Jaffe, who likes to approach every essay with a positive attitude, says that in her twenty-odd years of reading application essays, she’s seen plenty that annoy her right from the first sentence. One phenomenon in essay writing is the so-called victim syndrome. Jaffe has noticed a recent rash of essays that discuss personal trials in a manner that seems to say, “Oh, poor me, you need to admit me because this has happened to me in my life.” In her view, “They’re just coming off as whining.” Not all essays that deal with adversity read like sentimental made-for-TV movies, however; Jaffe has seen some that leave a positive impression. If you’re considering a topic that falls into this category, make sure that you’re writing about the topic because it’s fundamental to who you are and what you want to do with your life and not because you’re vying for the sympathy vote. Also, make sure that you have something more to say about the topic than how hard it’s made your life. The following thesis statements both deal with divorce and its effect on the writer, but notice the difference between the two:

  • Ever since my parents’ divorce, my mother has become overprotective and treats me like a child.
  • Ever since my parents’ divorce, both my mother and I have had to cope with a lot of strong emotions, and I’ve realized the importance of having a supportive extended family, which is why I want to major in social work.

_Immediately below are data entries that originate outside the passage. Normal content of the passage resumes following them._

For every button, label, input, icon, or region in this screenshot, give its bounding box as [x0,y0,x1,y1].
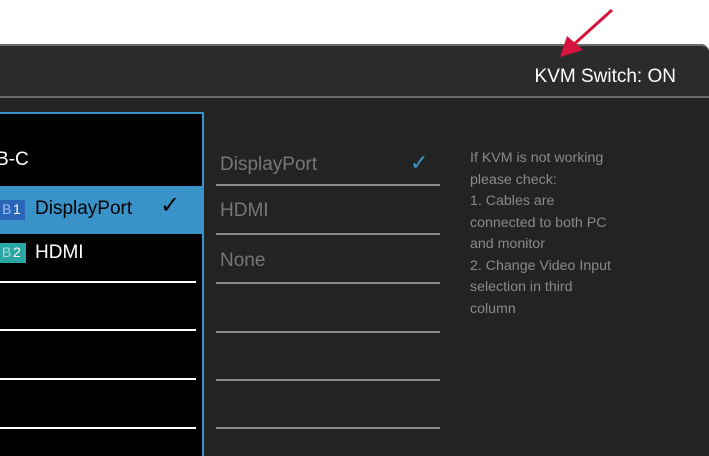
list-item-empty[interactable] [0,380,202,426]
video-input-list: DisplayPort ✓ HDMI None [216,146,440,456]
input-badge: B 2 [0,243,26,263]
source-label: HDMI [35,242,84,263]
list-item[interactable]: B 2 HDMI [0,238,202,284]
list-item[interactable]: None [216,242,440,292]
badge-number: 2 [13,244,21,260]
row-divider [216,233,440,235]
input-badge: B 1 [0,200,25,220]
arrow-icon [560,8,614,57]
source-list: B-C B 1 DisplayPort ✓ B 2 HDMI [0,112,204,456]
source-label: B-C [0,149,29,170]
badge-prefix: B [2,201,12,217]
source-label: DisplayPort [35,198,133,219]
list-item-empty[interactable] [0,331,202,377]
arrow-shaft [570,8,614,48]
list-item-empty[interactable] [0,282,202,328]
row-divider [216,379,440,381]
row-divider [216,427,440,429]
video-input-label: HDMI [220,200,269,221]
badge-prefix: B [2,244,12,260]
row-divider [0,427,196,429]
checkmark-icon: ✓ [160,192,181,219]
checkmark-icon: ✓ [410,150,429,175]
list-item-selected[interactable]: DisplayPort ✓ [216,146,440,196]
badge-number: 1 [13,201,21,217]
row-divider [216,331,440,333]
list-item-selected[interactable]: B 1 DisplayPort ✓ [0,186,202,234]
row-divider [216,282,440,284]
row-divider [216,184,440,186]
video-input-label: DisplayPort [220,154,318,175]
video-input-label: None [220,250,266,271]
list-item[interactable]: B-C [0,114,202,170]
kvm-help-text: If KVM is not working please check: 1. C… [470,150,611,317]
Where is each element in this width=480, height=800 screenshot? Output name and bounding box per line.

The first statement promises an essay that does little more than show how exasperating the applicant’s mother has become and runs the risk of making the writer seem a bit self-absorbed and uncharitable. The second, on the other hand, promises to put the student’s experience with divorce in an appropriate context, showing what she’s learned from it and what it has to do with her long-term goals.

If your topic is too catastrophic, you need to be careful not to let it overshadow you. To write a successful personal statement, you should approach difficult circumstances or infamous events thoughtfully, using them to showcase your observations and ideas. Those that strike the right balance can leave a powerful impression. Doughty at Carnegie Mellon remembers one essay that dealt with the church burnings in the United States that received wide coverage in the media in the mid-1990s. The applicant wrote about her experiences rebuilding her church. Doughty was impressed because “she put herself into it, and she talked about not just how it affected her but others, [and] how much the community came together and bonded.” Besides remembering the tragic elements of this woman’s story, he remembers the idea embodied in her essay: that the congregation was “really angry at the people who did it, but they used their anger, transformed it into a dedication to rebuild and restart.” The writer was able to use her experiences to illustrate a complex thought in an engaging manner.